Recently, a research team from Shanghai Institute of Optics and Fine Mechanics of the Chinese Academy of Sciences (CAS) proposed a spin filter method for wakefiled acceleration of highly polarized electron beams. The concept promises an all optical approach to provide polarized electron sources in a cost-efficient and compact way. The study was published in Physical Review Applied.
A high-intensity laser or particle beam propagating into a pre-polarized target will drive a bubble wakefield to accelerate the electrons. During this process, electron spins precess in the bubble field.
By means of three-dimensional particle-in-cell simulations including spin dynamics, scientists found that the spin precession showed a unique dependence on the azimuthal angle in phase space for transversally polarized target. In particular, in a certain region of the phase space, the spin precession was significantly suppressed.

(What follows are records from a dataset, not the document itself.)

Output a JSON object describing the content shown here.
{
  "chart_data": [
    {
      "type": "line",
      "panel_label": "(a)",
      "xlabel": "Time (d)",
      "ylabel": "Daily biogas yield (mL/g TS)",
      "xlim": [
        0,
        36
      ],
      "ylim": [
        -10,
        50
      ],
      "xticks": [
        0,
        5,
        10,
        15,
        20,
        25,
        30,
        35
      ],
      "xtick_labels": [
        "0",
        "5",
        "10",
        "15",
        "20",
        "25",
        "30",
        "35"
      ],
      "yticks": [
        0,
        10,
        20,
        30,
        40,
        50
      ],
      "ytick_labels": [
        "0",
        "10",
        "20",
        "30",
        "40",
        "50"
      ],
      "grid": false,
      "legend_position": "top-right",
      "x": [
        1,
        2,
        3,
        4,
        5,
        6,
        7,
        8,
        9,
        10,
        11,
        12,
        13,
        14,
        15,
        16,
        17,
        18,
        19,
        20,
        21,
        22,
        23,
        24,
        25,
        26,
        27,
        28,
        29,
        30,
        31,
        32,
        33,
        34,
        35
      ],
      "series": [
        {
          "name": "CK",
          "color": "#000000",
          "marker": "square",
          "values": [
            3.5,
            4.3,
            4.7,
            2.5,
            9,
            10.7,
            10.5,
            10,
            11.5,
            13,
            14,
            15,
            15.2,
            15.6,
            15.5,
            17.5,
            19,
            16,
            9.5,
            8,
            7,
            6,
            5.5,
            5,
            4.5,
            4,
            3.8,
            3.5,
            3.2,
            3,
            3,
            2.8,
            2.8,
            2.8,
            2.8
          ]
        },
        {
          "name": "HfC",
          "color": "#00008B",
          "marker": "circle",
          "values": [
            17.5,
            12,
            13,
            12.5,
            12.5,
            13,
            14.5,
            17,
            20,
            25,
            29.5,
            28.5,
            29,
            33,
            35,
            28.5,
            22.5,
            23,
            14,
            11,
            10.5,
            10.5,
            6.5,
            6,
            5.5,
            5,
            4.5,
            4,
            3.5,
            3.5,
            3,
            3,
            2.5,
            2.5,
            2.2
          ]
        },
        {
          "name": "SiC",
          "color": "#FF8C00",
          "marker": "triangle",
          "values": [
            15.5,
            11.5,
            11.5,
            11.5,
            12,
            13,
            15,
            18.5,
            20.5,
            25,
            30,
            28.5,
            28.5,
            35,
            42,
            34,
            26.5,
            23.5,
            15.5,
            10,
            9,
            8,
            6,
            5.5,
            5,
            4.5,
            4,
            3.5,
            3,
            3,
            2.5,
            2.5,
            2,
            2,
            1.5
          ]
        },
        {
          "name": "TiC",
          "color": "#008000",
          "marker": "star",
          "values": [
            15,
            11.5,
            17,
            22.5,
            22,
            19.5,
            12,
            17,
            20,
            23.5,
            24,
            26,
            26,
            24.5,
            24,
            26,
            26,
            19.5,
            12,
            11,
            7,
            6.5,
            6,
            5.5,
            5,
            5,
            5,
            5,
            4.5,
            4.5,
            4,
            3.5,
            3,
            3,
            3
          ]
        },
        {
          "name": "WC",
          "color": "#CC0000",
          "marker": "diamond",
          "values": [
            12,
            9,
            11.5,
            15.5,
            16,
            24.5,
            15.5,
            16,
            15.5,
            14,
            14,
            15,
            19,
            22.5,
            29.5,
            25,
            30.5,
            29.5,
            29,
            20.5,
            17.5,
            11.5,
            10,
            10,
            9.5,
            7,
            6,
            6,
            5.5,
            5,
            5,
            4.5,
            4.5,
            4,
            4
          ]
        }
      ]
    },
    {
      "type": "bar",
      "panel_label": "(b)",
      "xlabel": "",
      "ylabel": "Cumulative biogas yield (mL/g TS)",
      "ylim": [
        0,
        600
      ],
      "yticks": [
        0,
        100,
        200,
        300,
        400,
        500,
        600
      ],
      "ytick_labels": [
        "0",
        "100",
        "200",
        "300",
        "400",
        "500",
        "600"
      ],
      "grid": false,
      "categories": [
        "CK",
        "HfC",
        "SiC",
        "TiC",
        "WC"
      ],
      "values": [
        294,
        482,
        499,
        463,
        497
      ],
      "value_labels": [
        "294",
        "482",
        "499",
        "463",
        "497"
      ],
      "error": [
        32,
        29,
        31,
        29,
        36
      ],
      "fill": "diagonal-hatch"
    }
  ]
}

Therefore, they proposed an X-shaped filter to filter out the electrons of low polarization and let pass the highly polarized section. This simple method efficiently purified the beam polarization from about 35% to >80%.
The spin filter method was further benchmarked by simulations and the robustness was discussed in detail.
This idea relaxes the parameter limitations for obtaining highly polarized electron beam via wakefield acceleration and motivates the development of laser-driven polarized electron sources for potential applications such as future electron-positron colliders.